Yanagita et al24 noted a substantial difference between the predicted and actual values of vital capacity, forced vital capacity, and FEV1 (R2 = 0.56–0.77; P <⁠0.001), as determined using CT volumetry imaging. In turn, Yamashita et al25 showed that CT subtraction imaging is as precise as radioisotope perfusion scintigraphy in predicting postoperative lung function. This finding is particularly relevant for the preoperative evaluation of resectable lung cancer in high-risk patients. In their study, Yabuuchi et al26 discovered that analyzing the volume of the lungs using inspiratory / expiratory CT data can be a valuable method for predicting postoperative pulmonary function following lobectomy for primary lung cancer.
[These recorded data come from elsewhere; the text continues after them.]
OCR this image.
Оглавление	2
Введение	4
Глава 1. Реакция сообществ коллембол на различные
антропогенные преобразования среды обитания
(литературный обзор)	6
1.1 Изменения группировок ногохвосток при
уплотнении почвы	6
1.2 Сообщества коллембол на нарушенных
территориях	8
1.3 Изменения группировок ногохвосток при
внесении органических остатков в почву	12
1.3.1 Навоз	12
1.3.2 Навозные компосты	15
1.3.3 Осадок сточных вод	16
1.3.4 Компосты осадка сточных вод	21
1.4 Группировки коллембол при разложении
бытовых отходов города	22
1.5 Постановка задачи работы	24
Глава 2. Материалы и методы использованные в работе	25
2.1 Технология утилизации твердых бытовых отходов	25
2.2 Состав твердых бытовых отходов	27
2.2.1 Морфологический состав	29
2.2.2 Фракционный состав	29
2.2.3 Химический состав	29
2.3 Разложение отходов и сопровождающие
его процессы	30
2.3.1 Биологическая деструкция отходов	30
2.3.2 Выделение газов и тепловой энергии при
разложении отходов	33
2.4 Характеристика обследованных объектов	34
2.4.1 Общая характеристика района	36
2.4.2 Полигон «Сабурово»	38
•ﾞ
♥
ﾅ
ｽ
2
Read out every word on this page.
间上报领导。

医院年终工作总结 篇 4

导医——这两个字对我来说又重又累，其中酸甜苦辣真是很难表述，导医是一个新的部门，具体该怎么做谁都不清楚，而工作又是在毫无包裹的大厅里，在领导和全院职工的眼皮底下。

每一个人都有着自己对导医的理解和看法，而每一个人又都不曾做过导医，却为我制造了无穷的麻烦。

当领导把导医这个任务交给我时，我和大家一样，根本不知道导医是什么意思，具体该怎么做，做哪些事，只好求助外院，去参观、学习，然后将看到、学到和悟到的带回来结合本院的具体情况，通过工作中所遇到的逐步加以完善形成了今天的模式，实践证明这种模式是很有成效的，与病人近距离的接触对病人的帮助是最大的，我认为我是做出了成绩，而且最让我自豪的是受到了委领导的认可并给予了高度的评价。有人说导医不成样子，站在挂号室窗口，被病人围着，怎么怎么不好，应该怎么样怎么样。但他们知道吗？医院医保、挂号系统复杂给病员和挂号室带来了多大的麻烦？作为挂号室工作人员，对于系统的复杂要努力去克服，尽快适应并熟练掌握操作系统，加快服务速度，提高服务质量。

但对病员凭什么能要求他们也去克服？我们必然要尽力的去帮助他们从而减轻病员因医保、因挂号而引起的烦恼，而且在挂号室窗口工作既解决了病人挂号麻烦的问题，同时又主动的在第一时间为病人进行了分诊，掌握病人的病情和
The latest British recommendations published in 201755 indicate that patients should have a CT scan performed at least twice before resection. This includes an initial diagnostic scan and a second one performed for staging. Positron emission tomography / CT is an attractive approach toward predicting postoperative lung function since it uses real-time imaging without the need for additional sessions and delays.56 Moreover, CT densitometry has demonstrated superiority over spirometry in the prediction of pulmonary problems, such as extended air leak following lung resection, as well as in identification of individuals who are at a higher risk of experiencing these difficulties.57-59 Patients are eligible for resection without the need for additional evaluation if their FEV1 and TLCO values are greater than or equal to 60% of the predicted values, as per the guidelines established by the American College of Chest Physicians.5 Furthermore, quantitative measures of lung volume and density acquired from preoperative CT scans correlate with pulmonary function test results, enabling the prediction of pulmonary function in patients diagnosed with lung cancer and identification of individuals who are amenable to surgical resection.60 In a similar vein, our meta-analysis showed that prediction of FEV1 after lung resection is the most accurate and precise when performed based on combined CT-VD, and the accuracy of other evaluated methods for predicting postoperative FEV1 is low. These findings are especially pertinent to future guidelines for the evaluation of eligibility for lung cancer surgery. A consolidated CT-based risk assessment that predicts both postoperative pulmonary function and the likelihood of postoperative pulmonary problems would be a useful tool for clinicians.

Strengths and limitations

This systematic review and meta-analysis aimed to identify the most effective method for predicting postoperative lung function following lung cancer resection. Precise search criteria were adopted to allow for identification of studies investigating postoperative lung function, prediction techniques, and lung cancer resection across several databases. A notable advantage is that our findings have worldwide relevance, as the included studies were conducted in different countries and covered a wide variety of clinical settings. They were also heterogenous with respect to the surgical procedures, time of follow-up lung function evaluation, and specific features of the prediction method. Nevertheless, it is crucial to acknowledge certain limitations. Firstly, only a small proportion of the identified studies were included in the final analysis, which may have led to biased results. Moreover, due to a limited number of patients in each of the included studies, further investigation is necessary to establish a precise correlation between the type of surgical procedure, FEV1 thresholds used, and patient outcomes.

Conclusions

In conclusion, CT-VD is the most precise and accurate method for predicting postoperative FEV1. Nevertheless, further investigations involving a greater number of studies are required to substantiate these findings, establish a correlation between the surgical methods, adopted thresholds, and patient-reported outcomes, and strengthen the existing body of evidence.